Moneycorp: GDP Data Scuppers Sterling

October 29th, 2009

The UK economy shrank in the third quarter of 2009, seriously disappointing investors. Purchasing managers say Euroland is back to growth in all sectors.

Starting from €1.09 sterling rose to €1.11 before running into serious resistance on Wednesday. It had another look at that level on Friday morning before turning tail. A sharp fall saw it lose two cents in as many minutes and it carried on down to open in London this morning at €1.0850.

Sterling had a potential mountain to climb almost every day last week. Public sector net borrowing would show just how deep in the mire were government finances. The Monetary Policy Committee (MPC) minutes may point to more “money printing” by the Bank of England.

Retail sales data for September would show whether to not the consumer was back in business and Friday’s figures for third quarter gross domestic product (GDP) would hopefully show the British economy was out of recession.

The first three of those obstacles were handled without drama. Monthly government borrowing was slightly less than forecast; box ticked.

The MPC minutes said nothing that Bank officials had not already said in the previous couple of days; box ticked. Retail sales did not rise by as much as expected, in fact they did not rise at all, but they did not go down; box ticked.

The unhappy denouement came on Friday, with a consensus among analysts that GDP would have grown by +0.2% in the third quarter of 2009. Most of them got it dreadfully wrong. Instead of the small but still positive increase they expected, investors were asked to swallow a -0.4% decline. Not surprisingly, they choked. A lot of psychological stock had been invested in the GDP number and most of it had to be written off.

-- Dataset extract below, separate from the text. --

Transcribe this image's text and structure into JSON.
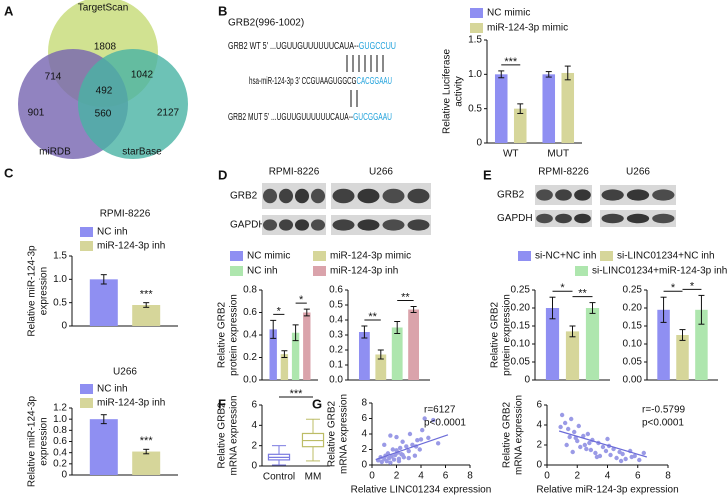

The euro’s biggest problem last week was its position against the US dollar. The $1.5=€1 level provided both a technical and a psychological obstacle that has carried through to this morning (although it is now coming under pressure).

There were very few pan-euro-zone economic indicators to carry things along. The only ones that mattered were the provisional purchasing managers’ indices (PMIs).

The PMI aims to quantify whether business is growing, in which case the index will be between 50 and 100, or shrinking with an index between 50 and zero. For the first time in nearly two years both the manufacturing and services sectors reported growth, with PMIs of 50.7 and 52.3 respectively.

The PMIs were accompanied by data showing a third successive month of growth for industrial orders. Orders are still more than a fifth below the levels of a year ago but they are up by more than 8% since May.

At first glance that negative GDP number appears to have undone all the good work that sterling had put in during the previous ten days. On the other hand there are signs that sterling’s weakness might have run its course.

A growing number of commentators believe it is wrong to think that things can only get worse. Accountancy firm KPMG reckons confidence among UK executives is as an 18-month high. Goldman Sachs is sticking to the “buy” recommendation it made a month ago.

There is even talk that the budget deficit might be smaller than we thought, although it will be difficult to know for several months.

The events of last week were a salutary reminder that sterling can go up-and-down, as well as down-and-up. With that uncertainty in mind there is no reason to adjust the hedging strategy.

Buyers of the euro should hedge half their requirement with a forward purchase. Those with a short time horizon who do not want to cover their whole exposure should at least protect themselves with a stop order.